The use of standard operating procedures isn’t about holding power over workers or being hard-headed. If an existing work process would benefit from improving the steps of the SOP, then update and formalize the SOP.

Remember, our SOPs should represent what we believe to be the best way of completing a particular work process. You can ill afford to have workers doing whatever they want, however they want to do their work, and expect to realize productive, much less profitable results.
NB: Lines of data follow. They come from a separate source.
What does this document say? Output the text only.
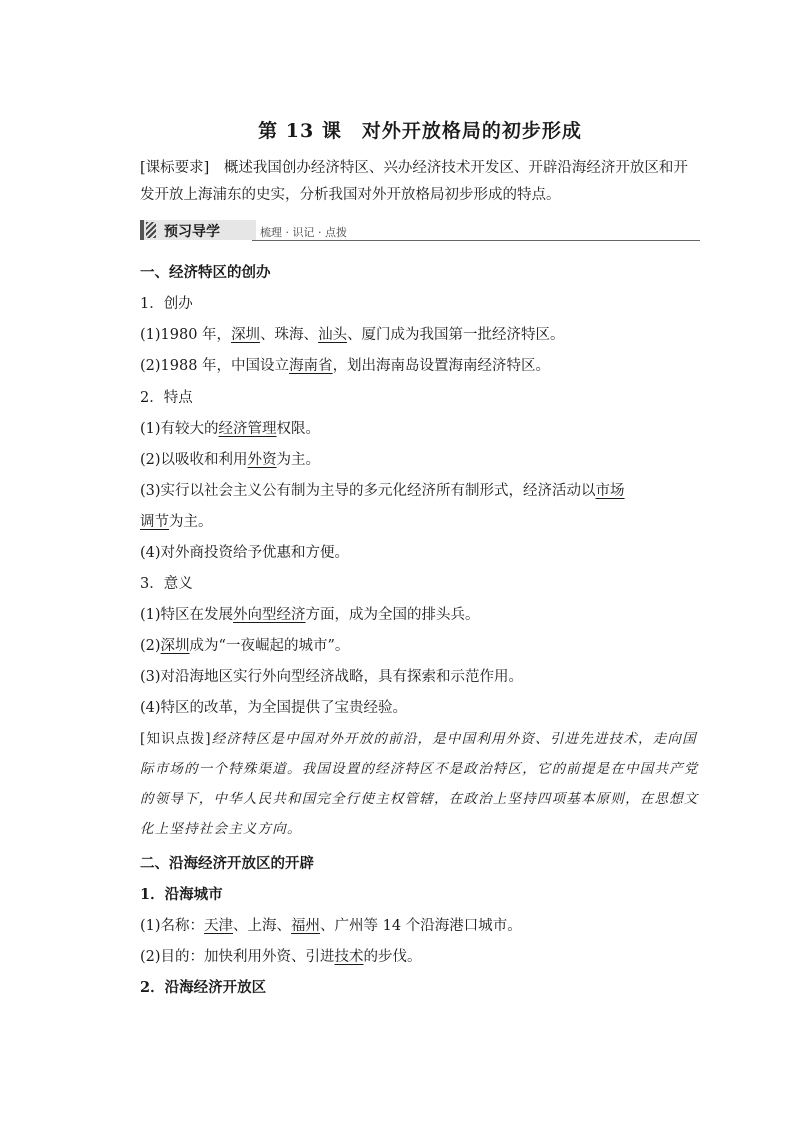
第 13 课　对外开放格局的初步形成
[课标要求]　概述我国创办经济特区、兴办经济技术开发区、开辟沿海经济开放区和开发开放上海浦东的史实，分析我国对外开放格局初步形成的特点。
预习导学	梳理 · 识记 · 点拨
一、经济特区的创办
1．创办
(1)1980 年，深圳、珠海、汕头、厦门成为我国第一批经济特区。
(2)1988 年，中国设立海南省，划出海南岛设置海南经济特区。
2．特点
(1)有较大的经济管理权限。
(2)以吸收和利用外资为主。
(3)实行以社会主义公有制为主导的多元化经济所有制形式，经济活动以市场
调节为主。
(4)对外商投资给予优惠和方便。
3．意义
(1)特区在发展外向型经济方面，成为全国的排头兵。
(2)深圳成为“一夜崛起的城市”。
(3)对沿海地区实行外向型经济战略，具有探索和示范作用。
(4)特区的改革，为全国提供了宝贵经验。
[知识点拨]经济特区是中国对外开放的前沿，是中国利用外资、引进先进技术，走向国际市场的一个特殊渠道。我国设置的经济特区不是政治特区，它的前提是在中国共产党的领导下，中华人民共和国完全行使主权管辖，在政治上坚持四项基本原则，在思想文化上坚持社会主义方向。
二、沿海经济开放区的开辟
1．沿海城市
(1)名称：天津、上海、福州、广州等 14 个沿海港口城市。
(2)目的：加快利用外资、引进技术的步伐。
2．沿海经济开放区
In the end, the SOPs represent your leadership. Should any worker resist following any SOP, intending to do things the way he wants to do them, then a little “reality” needs to be introduced. My old favorite counseling discussion with non-compliance workers went something like this:

“If you do not want to comply with the way we do things here (i.e. SOP non-compliance) that doesn’t make you a bad person; but it does greatly enhance your chances of being an ‘ex-employee.’ The decision is completely yours. If you choose to comply with our needed SOPs, then we want you. If you believe that your processes are better than ours then we will need to separate ways from each other!”
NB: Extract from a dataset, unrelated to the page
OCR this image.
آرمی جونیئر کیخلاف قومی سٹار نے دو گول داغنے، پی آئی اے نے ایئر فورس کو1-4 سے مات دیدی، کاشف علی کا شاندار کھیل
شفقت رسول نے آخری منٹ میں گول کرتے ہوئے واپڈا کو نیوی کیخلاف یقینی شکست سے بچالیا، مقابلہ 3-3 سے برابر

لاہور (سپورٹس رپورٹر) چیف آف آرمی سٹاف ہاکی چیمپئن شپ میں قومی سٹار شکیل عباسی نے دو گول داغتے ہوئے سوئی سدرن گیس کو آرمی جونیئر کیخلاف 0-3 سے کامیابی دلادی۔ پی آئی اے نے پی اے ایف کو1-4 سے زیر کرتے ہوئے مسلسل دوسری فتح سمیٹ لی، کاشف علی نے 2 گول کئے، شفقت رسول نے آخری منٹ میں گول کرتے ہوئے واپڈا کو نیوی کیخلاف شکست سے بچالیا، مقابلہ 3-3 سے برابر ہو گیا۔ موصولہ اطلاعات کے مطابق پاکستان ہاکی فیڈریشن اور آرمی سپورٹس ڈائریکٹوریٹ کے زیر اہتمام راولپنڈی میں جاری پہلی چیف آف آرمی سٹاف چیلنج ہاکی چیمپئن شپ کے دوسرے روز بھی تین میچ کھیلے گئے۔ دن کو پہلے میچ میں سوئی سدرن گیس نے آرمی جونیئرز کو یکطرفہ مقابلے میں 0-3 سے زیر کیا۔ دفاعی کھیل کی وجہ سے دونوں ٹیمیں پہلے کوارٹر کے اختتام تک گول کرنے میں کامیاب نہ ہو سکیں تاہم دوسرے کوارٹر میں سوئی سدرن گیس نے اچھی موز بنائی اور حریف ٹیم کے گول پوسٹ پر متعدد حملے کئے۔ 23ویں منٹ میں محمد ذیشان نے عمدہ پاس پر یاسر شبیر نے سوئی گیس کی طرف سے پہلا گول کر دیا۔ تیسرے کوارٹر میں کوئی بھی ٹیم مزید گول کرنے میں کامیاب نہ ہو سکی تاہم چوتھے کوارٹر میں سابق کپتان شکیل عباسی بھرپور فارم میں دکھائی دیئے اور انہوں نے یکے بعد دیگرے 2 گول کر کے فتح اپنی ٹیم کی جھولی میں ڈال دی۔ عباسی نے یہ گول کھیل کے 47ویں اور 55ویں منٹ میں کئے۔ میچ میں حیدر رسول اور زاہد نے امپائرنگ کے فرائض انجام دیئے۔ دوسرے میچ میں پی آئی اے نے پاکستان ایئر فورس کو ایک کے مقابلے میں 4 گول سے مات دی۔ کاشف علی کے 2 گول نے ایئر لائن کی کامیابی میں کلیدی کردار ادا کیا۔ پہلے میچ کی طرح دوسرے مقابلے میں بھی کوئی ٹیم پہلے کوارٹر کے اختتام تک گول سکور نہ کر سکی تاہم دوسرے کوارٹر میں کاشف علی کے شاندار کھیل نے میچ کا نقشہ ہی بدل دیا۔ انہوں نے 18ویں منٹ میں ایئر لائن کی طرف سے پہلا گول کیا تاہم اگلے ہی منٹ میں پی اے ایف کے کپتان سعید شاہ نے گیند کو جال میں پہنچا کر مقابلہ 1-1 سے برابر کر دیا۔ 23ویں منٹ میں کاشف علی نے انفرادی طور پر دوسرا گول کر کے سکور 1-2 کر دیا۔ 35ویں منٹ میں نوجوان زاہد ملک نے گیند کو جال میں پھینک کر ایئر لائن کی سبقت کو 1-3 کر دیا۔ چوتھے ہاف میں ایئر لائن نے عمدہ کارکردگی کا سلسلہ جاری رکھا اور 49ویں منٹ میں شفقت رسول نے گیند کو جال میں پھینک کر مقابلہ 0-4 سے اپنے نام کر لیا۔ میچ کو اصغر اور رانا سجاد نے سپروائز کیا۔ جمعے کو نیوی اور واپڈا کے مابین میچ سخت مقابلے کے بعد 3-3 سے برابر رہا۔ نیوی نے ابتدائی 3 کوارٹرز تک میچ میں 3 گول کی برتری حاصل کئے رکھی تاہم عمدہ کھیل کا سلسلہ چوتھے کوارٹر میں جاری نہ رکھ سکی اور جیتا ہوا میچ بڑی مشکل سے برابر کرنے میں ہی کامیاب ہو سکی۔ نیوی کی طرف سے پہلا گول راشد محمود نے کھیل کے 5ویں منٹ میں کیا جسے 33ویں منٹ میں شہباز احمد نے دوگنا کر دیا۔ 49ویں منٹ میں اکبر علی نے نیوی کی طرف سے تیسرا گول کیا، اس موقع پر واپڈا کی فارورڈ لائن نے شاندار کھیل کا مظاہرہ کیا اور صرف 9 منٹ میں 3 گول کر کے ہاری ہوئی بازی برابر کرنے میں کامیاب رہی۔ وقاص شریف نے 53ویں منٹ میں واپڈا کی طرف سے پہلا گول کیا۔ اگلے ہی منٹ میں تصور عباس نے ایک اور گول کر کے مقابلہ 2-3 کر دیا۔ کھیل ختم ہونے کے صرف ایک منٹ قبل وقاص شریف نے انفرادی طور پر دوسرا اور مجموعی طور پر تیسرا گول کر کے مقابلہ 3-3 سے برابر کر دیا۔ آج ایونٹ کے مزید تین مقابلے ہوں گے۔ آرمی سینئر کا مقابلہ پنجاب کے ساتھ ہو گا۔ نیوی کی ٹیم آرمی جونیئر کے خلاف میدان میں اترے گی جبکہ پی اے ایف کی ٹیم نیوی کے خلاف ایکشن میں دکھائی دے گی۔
No need to get upset. Why? Because SOPs represent the way you want to see work completed. Having good discussion on differences and having improvements suggested is great, in fact it should be encouraged. But at the end of the day the way you want your company to operate falls on your shoulders as the contractor.

Don’t allow work process “anarchy” take over your construction company. You’ve worked too hard to allow such confusion among work approaches negatively impact your workers. Trust me, they might not agree with every SOP you have in your company, but hold them accountable and you will have greater consistency of performance and better profits at the end of each project!

Don’t allow any “SOBs” to prevent your SOPs from raising your company’s image, respect and results!